Earlier today, in response to attacks on South Pars, Iran had explicitly threatened oil facilities in Qatar, Saudi Arabia and the United Arab Emirates, saying it would attack them in response to the bombing of its oil infrastructure. Riyadh said today it had intercepted ballistic missiles aimed at its oil-rich Eastern Province.
The escalation of the attacks and the Gulf’s increasingly angry rhetoric are bringing to a head a key contradiction that has long plagued the region’s rulers: They spent much of the run-up to the war arguing against it (despite disputed reporting claiming otherwise), guessing correctly that their countries would bear the brunt of Iran’s response in a war they neither chose nor involved themselves in. But now that Iran is widening its assault on its neighbors, they also fear what comes next from an emboldened Tehran if America and Israel don’t finish the job.
This anxiety comes across in a recent Financial Times essay. It quoted sources familiar with Riyadh’s thinking as saying that Saudi Arabia did not want regime change in Iran but did want a weakened Tehran. “There is a cost to what’s happening, but to what extent do you want to say: ‘Let’s not stop now. Just give it another push,’” the paper quoted one source as saying. “You don’t want to end up in no man’s land.”

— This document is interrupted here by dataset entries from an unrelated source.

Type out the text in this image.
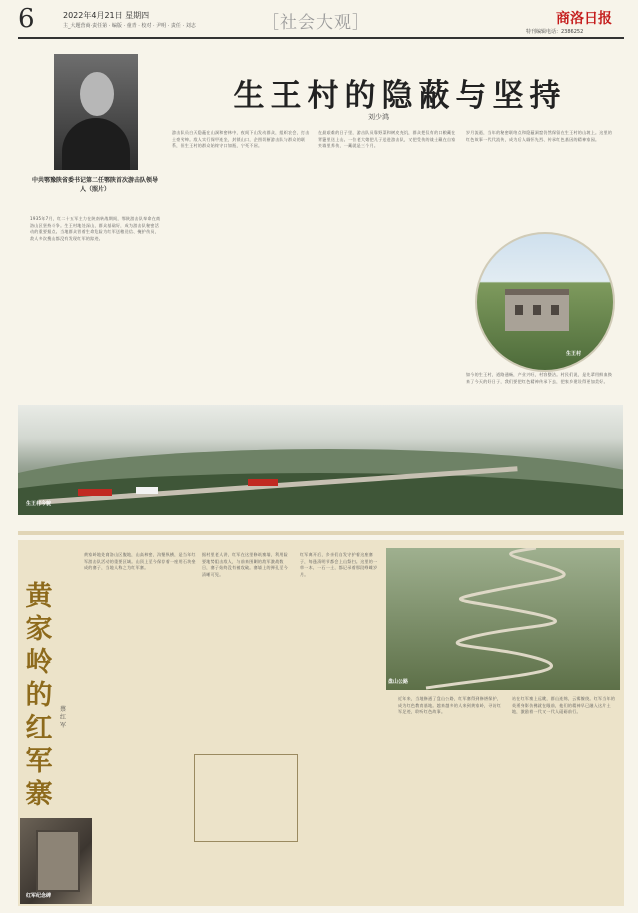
6	2022年4月21日 星期四
主_大题营商·责任第 · 编版 · 童青 · 校对 · 尹明 · 责任 · 刘志	［社会大观］	商洛日报
特刊编辑电话：2386252
中共鄂豫陕省委书记第二任鄂陕首次游击队领导人（照片）
生王村的隐蔽与坚持
刘少鸿
1935年7月，红二十五军主力在陕南转战期间，鄂陕游击队奉命在商洛山区坚持斗争。生王村地处深山，群众基础好，成为游击队秘密活动的重要据点。当地群众冒着生命危险为红军送粮送信、掩护伤员，敌人多次搜山都没有发现红军的踪迹。
游击队员白天隐蔽在山洞和密林中，夜间下山发动群众，组织农会，打击土豪劣绅。敌人实行保甲连坐，封锁山口，企图切断游击队与群众的联系，但生王村的群众始终守口如瓶，宁死不屈。
在最艰难的日子里，游击队员靠野菜和树皮充饥，群众把仅有的口粮藏在背篓里送上山。一位老大娘把儿子送进游击队，又把受伤的战士藏在自家夹墙里养伤，一藏就是三个月。
岁月流逝，当年的秘密联络点和隐蔽洞窟仍然保留在生王村的山坡上。这里的红色故事一代代流传，成为后人缅怀先烈、传承红色基因的精神家园。
如今的生王村，道路通畅，产业兴旺，村容整洁。村民们说，是先辈用鲜血换来了今天的好日子，我们要把红色精神传承下去，把家乡建设得更加美好。
生王村
生王村今貌
黄家岭的红军寨
蔡红军
黄家岭地处商洛山区腹地，山高林密，沟壑纵横，是当年红军游击队活动的重要区域。山顶上至今保存着一座用石块垒成的寨子，当地人称之为红军寨。
据村里老人讲，红军在这里修筑寨墙，利用险要地势阻击敌人，与前来围剿的敌军激战数日，寨子始终没有被攻破。寨墙上的弹孔至今清晰可见。
红军离开后，乡亲们自发守护着这座寨子，每逢清明节都会上山祭扫。这里的一草一木、一石一土，都记录着那段峥嵘岁月。
近年来，当地修通了盘山公路，红军寨得到修缮保护，成为红色教育基地。越来越多的人来到黄家岭，寻访红军足迹，聆听红色故事。
站在红军寨上远眺，群山连绵，云雾缭绕。红军当年的英勇身影仿佛就在眼前，他们的精神早已融入这片土地，激励着一代又一代人砥砺前行。
盘山公路
红军纪念碑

In a Wall Street Journal report, a senior Gulf official was quoted as saying that the only acceptable outcome of the war would be “an Iran so defanged and enfeebled that it could never imperil its neighbors again.”
The UAE’s foreign minister, Abdullah bin Zayed, pulled no punches in condemning what he described as “terrorist attacks” by Iran in the UAE and the Gulf, the first time he has used those words to describe the bombardment. Anwar Gargash, a former foreign minister and a top adviser to the Emirati president, was quoted by Bloomberg as saying that Iran had exposed itself as the region’s primary destabilizing force, and that Gulf states had grown “much more skeptical about Iran owning a nuclear program and owning a missile and drone program of the style that they do.” He went further, suggesting that the war would cause countries that had normalized ties with Israel to strengthen these ties, and could prompt others to open new channels. He also said his country would be open to partaking in a multinational coalition force meant to police the Strait of Hormuz, which Iran has closed.

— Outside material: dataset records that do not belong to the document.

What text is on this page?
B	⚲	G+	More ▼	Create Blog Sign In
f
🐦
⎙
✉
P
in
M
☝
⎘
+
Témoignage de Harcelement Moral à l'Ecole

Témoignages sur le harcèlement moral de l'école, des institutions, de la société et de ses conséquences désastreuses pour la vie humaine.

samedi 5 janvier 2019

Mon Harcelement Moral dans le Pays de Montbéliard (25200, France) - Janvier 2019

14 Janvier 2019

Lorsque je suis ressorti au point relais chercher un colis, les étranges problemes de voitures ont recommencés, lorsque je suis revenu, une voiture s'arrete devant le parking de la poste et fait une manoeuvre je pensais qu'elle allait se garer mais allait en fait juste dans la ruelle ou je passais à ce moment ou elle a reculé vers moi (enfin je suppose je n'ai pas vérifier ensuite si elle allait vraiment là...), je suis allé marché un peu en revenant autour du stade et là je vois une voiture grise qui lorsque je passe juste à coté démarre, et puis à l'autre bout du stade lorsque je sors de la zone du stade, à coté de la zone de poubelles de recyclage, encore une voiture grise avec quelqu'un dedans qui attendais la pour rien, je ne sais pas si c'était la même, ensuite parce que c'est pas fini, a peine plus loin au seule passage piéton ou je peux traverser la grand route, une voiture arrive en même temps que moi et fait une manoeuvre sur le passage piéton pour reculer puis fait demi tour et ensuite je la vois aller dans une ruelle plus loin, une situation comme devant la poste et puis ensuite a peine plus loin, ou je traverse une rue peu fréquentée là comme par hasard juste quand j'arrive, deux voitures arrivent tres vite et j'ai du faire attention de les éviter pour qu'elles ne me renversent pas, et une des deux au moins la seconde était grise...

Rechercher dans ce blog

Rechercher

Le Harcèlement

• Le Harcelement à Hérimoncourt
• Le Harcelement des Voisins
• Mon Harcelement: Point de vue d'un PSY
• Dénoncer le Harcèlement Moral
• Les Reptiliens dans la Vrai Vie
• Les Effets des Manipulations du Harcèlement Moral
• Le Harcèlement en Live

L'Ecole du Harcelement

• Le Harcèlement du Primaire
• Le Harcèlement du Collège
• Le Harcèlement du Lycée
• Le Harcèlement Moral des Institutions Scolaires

The shift is subtle as well. As is often the case in the Gulf, it can be seen in the stories that media outlets do and do not cover. Qatar’s Al Jazeera, which has largely focused on portraying the war from Iran’s perspective, now publishes the responses to Iran’s attacks on its homepage, along with columns arguing that the massive missile attacks Iran has carried out on its Gulf neighbors constitute a strategic mistake.
Abdulrahman al-Rashed, a prominent Saudi columnist, has echoed that assessment of the war. He highlighted a possible future scenario in which President Donald Trump, having achieved some of his objectives, declares victory and leaves. But he argued that the U.S. president is not currently under popular and military pressure to do so. On the contrary, he argued, Trump seems committed to carrying on the war, which has so far succeeded in degrading Iran’s military capabilities. Al-Rashed argued that the Gulf states, despite American pressure, have no desire to join the war “as long as they do not have to,” and signaled that Iran has left the door open for future rapprochement despite its attacks.
Iran, on the other hand, is holding steady on its justification for the onslaught on Gulf nations, a strategy meant to exert pressure on the U.S. by maximizing pain for its allies. A day before Iran’s attack on Qatar, the Iranian foreign minister, Abbas Araghchi, told Al Jazeera that the escalations in the Gulf should not be blamed on Iran. “We did not start it,” he told the Qatari channel. “The United States started it and is responsible for all the consequences of this war — human and financial — whether for Iran, for the region, or for the entire world.”